Crackdowns on litigation funders’ unfair takings

Crackdowns on litigation funders’ unfair takings

Adeshola Ore – The Australian – Tuesday 22 December 2020

Ligation funders would be forced to return a minimum of 70 per cent of proceeds from a case to class action participants, under reforms proposed by government MPs.

The Morrison government’s crackdown on litigation funders this year followed a ballooning number of class actions and cries from industry groups that overseas litigation backers were threatening investment and jobs.

A parliamentary joint committee’s report into litigation funding and regulation of class actions was tabled on Monday and made 31 recommendations, including legislative changes to court proceedings aimed at ensuring class action members had access to fair and equitable justice.

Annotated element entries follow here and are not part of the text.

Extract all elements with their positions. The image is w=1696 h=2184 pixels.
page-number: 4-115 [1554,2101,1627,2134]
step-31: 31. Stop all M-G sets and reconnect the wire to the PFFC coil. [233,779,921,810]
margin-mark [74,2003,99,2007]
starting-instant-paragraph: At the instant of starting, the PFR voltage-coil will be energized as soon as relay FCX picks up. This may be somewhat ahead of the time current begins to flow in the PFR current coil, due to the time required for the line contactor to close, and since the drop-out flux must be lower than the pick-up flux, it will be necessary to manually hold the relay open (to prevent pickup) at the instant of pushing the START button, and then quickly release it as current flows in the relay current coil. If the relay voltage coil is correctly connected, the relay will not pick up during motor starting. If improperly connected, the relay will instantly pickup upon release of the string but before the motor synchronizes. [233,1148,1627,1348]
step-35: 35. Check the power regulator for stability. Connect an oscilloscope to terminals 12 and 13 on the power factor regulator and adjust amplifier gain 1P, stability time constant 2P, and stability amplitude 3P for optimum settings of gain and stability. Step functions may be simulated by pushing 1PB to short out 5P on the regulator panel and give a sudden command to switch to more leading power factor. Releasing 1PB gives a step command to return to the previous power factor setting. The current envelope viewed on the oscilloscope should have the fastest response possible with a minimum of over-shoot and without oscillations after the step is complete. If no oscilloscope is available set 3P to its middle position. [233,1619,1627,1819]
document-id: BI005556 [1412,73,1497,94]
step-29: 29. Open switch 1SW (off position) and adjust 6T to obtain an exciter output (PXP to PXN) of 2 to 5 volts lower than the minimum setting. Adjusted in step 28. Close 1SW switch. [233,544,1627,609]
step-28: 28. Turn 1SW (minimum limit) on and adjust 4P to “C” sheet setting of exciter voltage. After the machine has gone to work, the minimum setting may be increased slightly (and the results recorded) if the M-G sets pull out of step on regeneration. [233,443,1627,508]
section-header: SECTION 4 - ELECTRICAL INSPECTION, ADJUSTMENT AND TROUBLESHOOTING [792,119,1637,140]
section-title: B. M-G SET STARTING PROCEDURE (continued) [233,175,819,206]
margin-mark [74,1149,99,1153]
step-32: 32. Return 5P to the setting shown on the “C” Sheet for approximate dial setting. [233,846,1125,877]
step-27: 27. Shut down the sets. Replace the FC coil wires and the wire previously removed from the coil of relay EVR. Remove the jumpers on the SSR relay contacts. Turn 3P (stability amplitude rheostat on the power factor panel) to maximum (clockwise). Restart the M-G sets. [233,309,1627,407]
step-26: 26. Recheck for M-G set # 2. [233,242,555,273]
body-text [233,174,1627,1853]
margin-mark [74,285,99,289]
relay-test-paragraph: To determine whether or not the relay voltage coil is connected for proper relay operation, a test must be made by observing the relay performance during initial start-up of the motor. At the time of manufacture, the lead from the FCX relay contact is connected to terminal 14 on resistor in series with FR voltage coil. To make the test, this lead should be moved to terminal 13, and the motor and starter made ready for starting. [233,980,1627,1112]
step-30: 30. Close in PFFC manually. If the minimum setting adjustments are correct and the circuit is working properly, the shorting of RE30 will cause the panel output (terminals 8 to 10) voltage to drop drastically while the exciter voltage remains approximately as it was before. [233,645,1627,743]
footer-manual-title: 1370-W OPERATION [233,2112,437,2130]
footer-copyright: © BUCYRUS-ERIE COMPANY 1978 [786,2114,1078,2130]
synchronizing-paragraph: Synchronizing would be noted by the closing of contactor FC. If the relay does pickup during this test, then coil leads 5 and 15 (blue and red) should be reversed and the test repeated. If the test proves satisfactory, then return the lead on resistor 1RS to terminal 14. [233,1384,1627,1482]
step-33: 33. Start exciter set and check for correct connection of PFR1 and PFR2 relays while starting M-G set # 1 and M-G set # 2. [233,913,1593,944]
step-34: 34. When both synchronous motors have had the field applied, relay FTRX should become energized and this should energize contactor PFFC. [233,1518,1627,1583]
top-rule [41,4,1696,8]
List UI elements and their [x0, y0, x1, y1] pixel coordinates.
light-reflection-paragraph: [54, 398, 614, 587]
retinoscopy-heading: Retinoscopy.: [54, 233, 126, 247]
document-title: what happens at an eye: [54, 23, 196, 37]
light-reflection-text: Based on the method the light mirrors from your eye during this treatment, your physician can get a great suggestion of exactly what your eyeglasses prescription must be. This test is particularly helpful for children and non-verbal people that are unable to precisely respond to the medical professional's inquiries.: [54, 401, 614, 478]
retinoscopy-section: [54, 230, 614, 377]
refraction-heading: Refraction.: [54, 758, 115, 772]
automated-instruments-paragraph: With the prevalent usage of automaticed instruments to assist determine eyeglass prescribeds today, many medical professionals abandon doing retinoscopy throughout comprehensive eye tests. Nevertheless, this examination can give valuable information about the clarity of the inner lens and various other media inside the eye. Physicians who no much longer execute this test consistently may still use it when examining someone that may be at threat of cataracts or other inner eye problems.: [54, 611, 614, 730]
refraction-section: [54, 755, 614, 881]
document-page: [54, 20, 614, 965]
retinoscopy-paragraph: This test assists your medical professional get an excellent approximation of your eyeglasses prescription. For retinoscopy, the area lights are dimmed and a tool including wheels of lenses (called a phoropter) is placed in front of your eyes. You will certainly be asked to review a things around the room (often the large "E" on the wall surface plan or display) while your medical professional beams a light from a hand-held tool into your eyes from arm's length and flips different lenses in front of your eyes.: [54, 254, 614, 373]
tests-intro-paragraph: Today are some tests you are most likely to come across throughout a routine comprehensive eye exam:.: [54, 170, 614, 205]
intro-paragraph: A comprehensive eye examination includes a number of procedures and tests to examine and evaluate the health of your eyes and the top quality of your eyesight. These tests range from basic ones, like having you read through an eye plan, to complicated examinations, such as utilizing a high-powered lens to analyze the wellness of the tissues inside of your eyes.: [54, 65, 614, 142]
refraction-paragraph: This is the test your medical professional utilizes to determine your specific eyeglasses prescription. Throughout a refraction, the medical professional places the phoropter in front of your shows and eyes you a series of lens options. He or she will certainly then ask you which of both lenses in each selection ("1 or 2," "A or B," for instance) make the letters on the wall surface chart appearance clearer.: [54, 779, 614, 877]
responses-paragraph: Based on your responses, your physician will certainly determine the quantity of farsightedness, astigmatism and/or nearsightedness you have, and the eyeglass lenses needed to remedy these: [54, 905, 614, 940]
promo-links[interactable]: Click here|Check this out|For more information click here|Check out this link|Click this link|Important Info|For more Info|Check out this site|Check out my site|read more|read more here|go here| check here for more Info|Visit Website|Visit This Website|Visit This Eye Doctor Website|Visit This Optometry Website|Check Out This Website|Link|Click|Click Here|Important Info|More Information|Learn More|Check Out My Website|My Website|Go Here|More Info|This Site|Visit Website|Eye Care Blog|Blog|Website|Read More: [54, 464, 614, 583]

The committee said inadequate regulation of the class ­action industry disproportionately favoured lawyers and funders over class action members and stressed there was “virtually unanimous agreement” that greater oversight of the industry was required.

Victorian Liberal senator James Paterson, the committee’s chairman, said the inquiry said the light touch regulatory environment had been exploited.

“Access to justice will remain available to Australians who need it but on reasonable terms that ensure they walk away fairly compensated for their loss, not the victim of more exploitation by those seeking to profit from their misery,” he said.

The committee recommended the federal government investigate the best way to implement a threshold where litigation funders guarantee a minimum return of at least 70 per cent of the gross proceeds to class action members.

It also called for the government to investigate whether a “graduated minimum return” above 70 per cent be established for “shorter, less risky and less complex cases’’. The recommendations would also force litigation funders to compensate the representative plaintiff for adverse costs to ­ensure a “proportionate risk” is undertaken when pursuing class actions.

Under another recommendation, the government would review the feasibility of requiring lawyers working on a contingency fee arrangement to hold an Australian Financial Services Licence and operate as a managed investment scheme. This would apply only in Victoria, which is the only jurisdiction that permits lawyers for representative plaintiffs in a class action to charge for legal costs when fees paid in a successful outcome are calculated as a percentage of the money recovered in the class action. This had the effect of allowing them to operate as a litigation funder and a lawyer simultaneously.

The proposals would extend the same regulation applied to litigation funders to lawyers ­operating on this basis in the state.

But Labor is expected to reject key recommendations in the committee’s report, and will oppose the committee’s support of the recent legislative changes which require litigation funders to obtain an Australian Financial Service License and be regulated as managed investment schemes. Labor will use a response report to argue that subjecting funded class actions to those rules would increase costs for plaintiffs in class actions.

The committee has proposed to make permanent changes to the continuous disclosure laws that the Treasurer legislated using temporary COVID-19 emergency powers.